The MacArthur's enormous steel trusses and stone piers form a presence that is astonishing to stand beneath, the most powerful and awe-inspiring of the city's bridges. Though not graceful, it commands respect through its sheer size and height (equivalent to a fourteen story building.) It is the product of an age that believed in the promise of infinately bigger and more powerful machines. Appropiately, lumbering freight trains still run regularly on its lower deck today.
I list it as "abandoned" because of the out-of-service upper car deck. The
roadway was closed in 1981 due to the estimated six million dollar cost
of repairing the roadway, and the long history of cars crashing through its
railings at places where the roadway makes sudden jogs.
Reopening
MacArthur to car traffic would not solve St. Louis's long-standing trans-Mississippi traffic
problems; the car deck is too narrow and twisty to handle heavy loads, and the bridge does not lead to any major
streets. But pedestrian and bicycle traffic would be another matter
altogether. Routing a bicycle path over the bridge (as is happening
further north with the Chain of Rocks Bridge) would be a wonderful
innovation in an area that badly needs it. The bridge's upper deck must offer spectacular
views of a postcard-worthy perspective of downtown.

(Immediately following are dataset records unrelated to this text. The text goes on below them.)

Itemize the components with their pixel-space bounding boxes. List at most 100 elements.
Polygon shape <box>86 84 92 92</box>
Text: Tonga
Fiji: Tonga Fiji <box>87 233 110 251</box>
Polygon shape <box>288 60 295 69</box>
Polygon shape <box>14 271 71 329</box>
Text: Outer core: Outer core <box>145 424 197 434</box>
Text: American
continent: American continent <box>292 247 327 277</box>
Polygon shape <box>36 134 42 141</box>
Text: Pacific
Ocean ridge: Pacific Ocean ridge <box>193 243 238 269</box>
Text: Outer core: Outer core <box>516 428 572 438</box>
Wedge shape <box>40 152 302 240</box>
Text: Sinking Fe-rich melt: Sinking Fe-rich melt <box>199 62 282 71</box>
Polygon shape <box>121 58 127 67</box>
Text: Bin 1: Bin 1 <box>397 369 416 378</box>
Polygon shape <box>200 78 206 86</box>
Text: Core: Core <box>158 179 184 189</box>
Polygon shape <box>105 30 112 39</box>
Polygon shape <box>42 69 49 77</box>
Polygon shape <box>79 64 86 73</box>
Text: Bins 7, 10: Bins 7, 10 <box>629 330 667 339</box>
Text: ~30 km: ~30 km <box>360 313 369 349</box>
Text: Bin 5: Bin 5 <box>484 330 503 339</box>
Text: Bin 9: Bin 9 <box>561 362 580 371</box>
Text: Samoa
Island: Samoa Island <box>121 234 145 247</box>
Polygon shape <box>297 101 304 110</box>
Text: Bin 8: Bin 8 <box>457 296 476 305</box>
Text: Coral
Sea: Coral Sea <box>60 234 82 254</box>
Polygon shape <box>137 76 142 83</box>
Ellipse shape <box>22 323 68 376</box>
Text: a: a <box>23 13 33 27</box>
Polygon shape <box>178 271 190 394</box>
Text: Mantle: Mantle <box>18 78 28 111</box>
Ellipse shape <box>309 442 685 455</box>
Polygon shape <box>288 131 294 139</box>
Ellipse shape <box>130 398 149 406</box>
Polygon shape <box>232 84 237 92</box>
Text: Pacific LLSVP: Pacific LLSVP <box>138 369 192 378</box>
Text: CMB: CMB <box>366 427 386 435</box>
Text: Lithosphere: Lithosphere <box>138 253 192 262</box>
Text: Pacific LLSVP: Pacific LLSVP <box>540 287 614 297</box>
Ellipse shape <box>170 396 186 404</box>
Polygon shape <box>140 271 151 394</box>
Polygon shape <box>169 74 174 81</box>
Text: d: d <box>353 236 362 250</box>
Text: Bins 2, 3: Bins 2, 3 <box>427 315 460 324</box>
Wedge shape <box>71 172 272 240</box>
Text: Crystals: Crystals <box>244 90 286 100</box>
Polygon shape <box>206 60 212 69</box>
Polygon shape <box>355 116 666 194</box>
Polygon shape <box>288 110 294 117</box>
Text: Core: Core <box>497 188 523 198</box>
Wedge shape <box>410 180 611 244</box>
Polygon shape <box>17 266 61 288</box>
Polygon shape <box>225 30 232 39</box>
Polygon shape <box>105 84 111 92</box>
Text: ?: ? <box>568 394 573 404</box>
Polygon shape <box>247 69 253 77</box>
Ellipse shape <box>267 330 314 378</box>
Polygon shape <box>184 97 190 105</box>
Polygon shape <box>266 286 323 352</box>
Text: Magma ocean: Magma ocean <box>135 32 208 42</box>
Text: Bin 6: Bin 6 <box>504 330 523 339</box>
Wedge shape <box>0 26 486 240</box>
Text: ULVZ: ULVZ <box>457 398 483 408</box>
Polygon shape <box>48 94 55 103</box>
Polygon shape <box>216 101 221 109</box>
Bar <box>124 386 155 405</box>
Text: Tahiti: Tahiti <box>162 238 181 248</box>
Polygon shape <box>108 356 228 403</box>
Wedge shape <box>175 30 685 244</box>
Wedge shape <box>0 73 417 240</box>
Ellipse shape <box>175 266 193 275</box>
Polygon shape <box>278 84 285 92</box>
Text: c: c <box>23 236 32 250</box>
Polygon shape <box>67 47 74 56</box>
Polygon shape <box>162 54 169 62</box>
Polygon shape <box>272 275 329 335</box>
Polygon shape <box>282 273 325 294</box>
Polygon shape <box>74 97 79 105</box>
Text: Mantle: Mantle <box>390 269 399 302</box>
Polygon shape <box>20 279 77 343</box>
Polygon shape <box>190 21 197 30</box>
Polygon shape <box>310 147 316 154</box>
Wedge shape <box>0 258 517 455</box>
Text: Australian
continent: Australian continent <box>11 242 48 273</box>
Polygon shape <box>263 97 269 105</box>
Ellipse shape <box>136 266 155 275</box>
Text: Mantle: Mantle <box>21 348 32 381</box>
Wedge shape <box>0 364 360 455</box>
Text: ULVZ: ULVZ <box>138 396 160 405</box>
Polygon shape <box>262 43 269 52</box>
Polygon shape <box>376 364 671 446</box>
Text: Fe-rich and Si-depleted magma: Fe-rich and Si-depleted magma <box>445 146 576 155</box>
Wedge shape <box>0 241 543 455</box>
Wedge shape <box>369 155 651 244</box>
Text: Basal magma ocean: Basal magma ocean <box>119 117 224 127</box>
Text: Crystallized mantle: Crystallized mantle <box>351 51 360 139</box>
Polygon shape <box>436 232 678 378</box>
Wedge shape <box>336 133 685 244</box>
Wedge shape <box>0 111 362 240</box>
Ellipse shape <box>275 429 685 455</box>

The bridge today is owned by Terminal Railroad Association, which is
reported to be adamantly opposed to re-opening the car deck. A section
of the east approach was removed in 1989 to discourage those
attempting to enter the bridge, further decreasing the likelyhood that this
spectacular bridge will ever see upper-deck traffic again. The bridge seems strangely detached from the life of the city around it; even the space beneath it -- one of the most humbling in the city -- is little more than a hobo camp and fisherman's site at the south end of the Arch grounds.